The city has begun collecting personal items of the homeless from public sidewalks that they have turned into encampments. City officials started warning squatters last week that they needed to move their items and began impounding those that remained the following day. Abrupt as it might seem, the action is important in reclaiming public areas such as sidewalks and parks for all to use, as intended.
"I understand it is an emotional subject," City Councilman Tulsi Gabbard said a month ago after Mayor Peter Carlisle signed her proposal into law, allowing officials to remove personal property stored in public areas.
The effort includes important, needed measures that provide help to the homeless. Campers were given pink, wallet-size "Oahu Homeless Help Card" listing numerous social services agencies and phone numbers where they can find shelter, medical and mental health care, housing and alcohol or drug counseling.
The bottom line is that people have found it disturbing to walk on sidewalks and enjoy city parks because of tents and shopping carts that discourage their intended use. Previous proposals to ban people from sleeping or lying down on public sidewalks ran into problems describing specific, unintended activities to be banned.
Ideally, those affected by the dismantling of homeless camps would be directed to shelters where they can recuperate and receive help to achieve at least temporary housing, but that is not always easy.

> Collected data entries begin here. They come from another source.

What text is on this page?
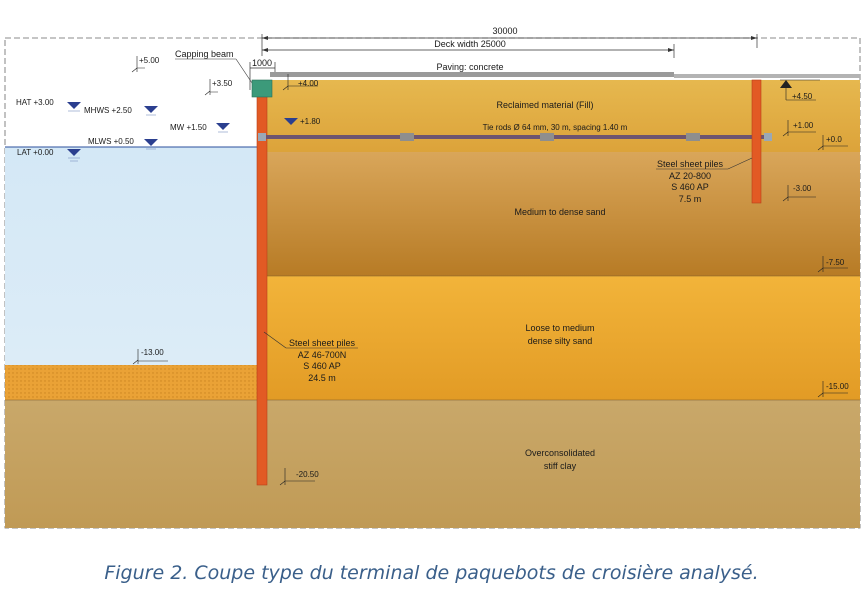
30000
Deck width 25000
1000	Paving: concrete
Capping beam
Tie rods Ø 64 mm, 30 m, spacing 1.40 m
Reclaimed material (Fill)
Medium to dense sand
Loose to medium
dense silty sand
Overconsolidated
stiff clay
Steel sheet piles
AZ 46-700N
S 460 AP
24.5 m
Steel sheet piles
AZ 20-800
S 460 AP
7.5 m
HAT +3.00
MHWS +2.50
MW +1.50
MLWS +0.50
LAT +0.00
+5.00
+3.50	+4.00
+1.80
-13.00
-20.50
+4.50
+1.00
+0.0
-3.00
-7.50
-15.00
Figure 2. Coupe type du terminal de paquebots de croisière analysé.
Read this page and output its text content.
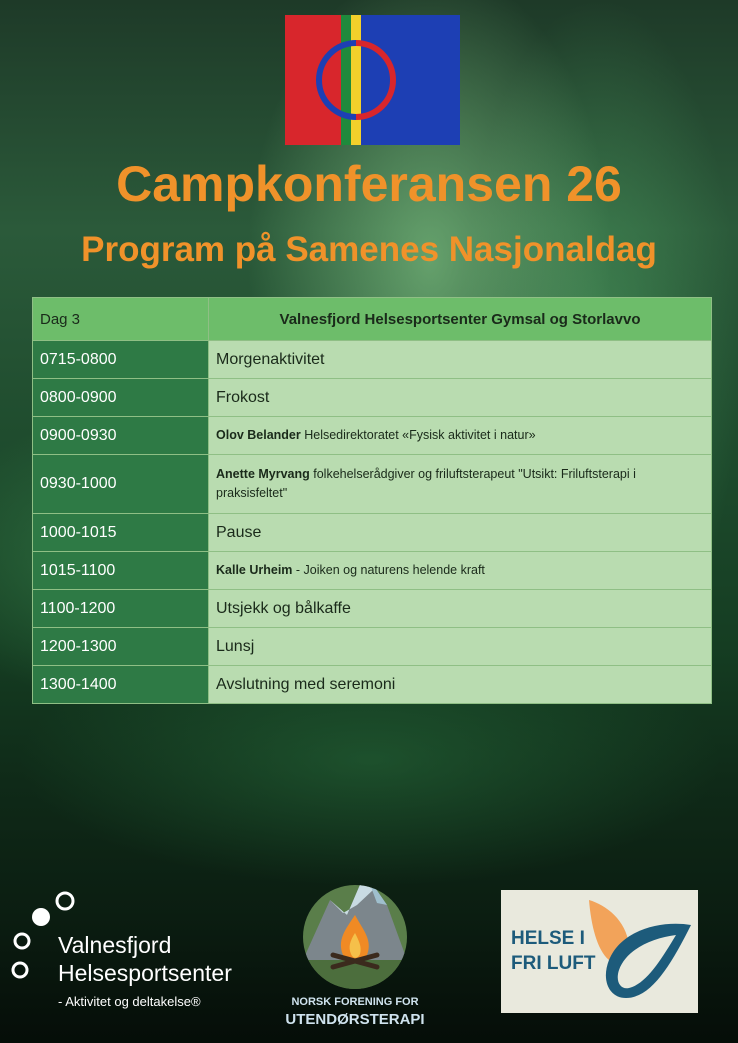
Campkonferansen 26
Program på Samenes Nasjonaldag
Dag 3	Valnesfjord Helsesportsenter Gymsal og Storlavvo
0715-0800	Morgenaktivitet
0800-0900	Frokost
0900-0930	Olov Belander Helsedirektoratet «Fysisk aktivitet i natur»
0930-1000	Anette Myrvang folkehelserådgiver og friluftsterapeut "Utsikt: Friluftsterapi i praksisfeltet"
1000-1015	Pause
1015-1100	Kalle Urheim - Joiken og naturens helende kraft
1100-1200	Utsjekk og bålkaffe
1200-1300	Lunsj
1300-1400	Avslutning med seremoni
Valnesfjord
Helsesportsenter
- Aktivitet og deltakelse®	NORSK FORENING FOR
UTENDØRSTERAPI
HELSE I
FRI LUFT
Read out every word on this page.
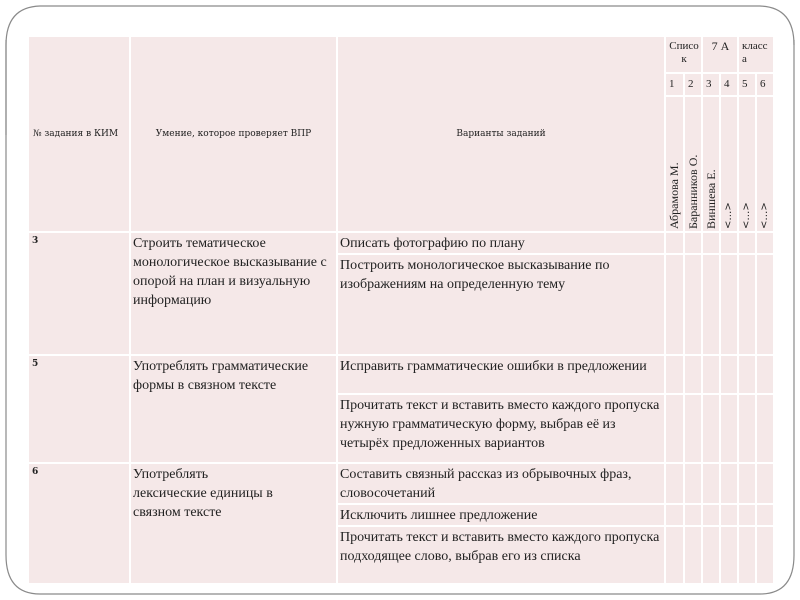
№ задания в КИМ	Умение, которое проверяет ВПР	Варианты заданий	Списо к		7 А		класс а	
			1	2	3	4	5	6

			Абрамова М.	Баранников О.	Виншева Е.	<…>	<…>	<…>

3	Строить тематическое монологическое высказывание с опорой на план и визуальную информацию	Описать фотографию по плану						
		Построить монологическое высказывание по изображениям на определенную тему						
5	Употреблять грамматические формы в связном тексте	Исправить грамматические ошибки в предложении						
		Прочитать текст и вставить вместо каждого пропуска нужную грамматическую форму, выбрав её из четырёх предложенных вариантов						
6	Употреблять лексические единицы в связном тексте	Составить связный рассказ из обрывочных фраз, словосочетаний						
		Исключить лишнее предложение						
		Прочитать текст и вставить вместо каждого пропуска подходящее слово, выбрав его из списка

After camping in front of Old Stadium Park for the past year and a half, having being evicted from an apartment, laid-off tour driver Van Apolo told the Star-Advertiser’s Gregg K. Kakesako that he and his girlfriend are on a five-week waiting period for housing at the Next Step Shelter in Kakaako. Among other things, he must find a place to store his personal items.
Campers were given notices that their impounded property would be inventoried, with matching photos taken the previous day, put in gray garbage bins, taken to the city’s Halawa base yard and be kept there until claimed.
However, a provision of the ordinance requires that the owner pay for "moving, storage and other related fees and costs" of their impounded property. The items are to be "disposed of" if not claimed within 30 days. Those items can be precious, sometimes needed for job interviews or medical care but difficult for a homeless person to carry around.
The threatened disposal of personal belongings is a questionable part of the ordinance. Programs in various mainland cities have recognized the importance of providing storage of the personal belongings of the homeless, even maintaining access, as they struggle to reenter society.
That provision might warrant a second look. Otherwise, the ordinance stands to be beneficial in keeping public spaces sanitary and clear — while nudging the homeless toward temporary shelters, transitional housing and help toward recovery.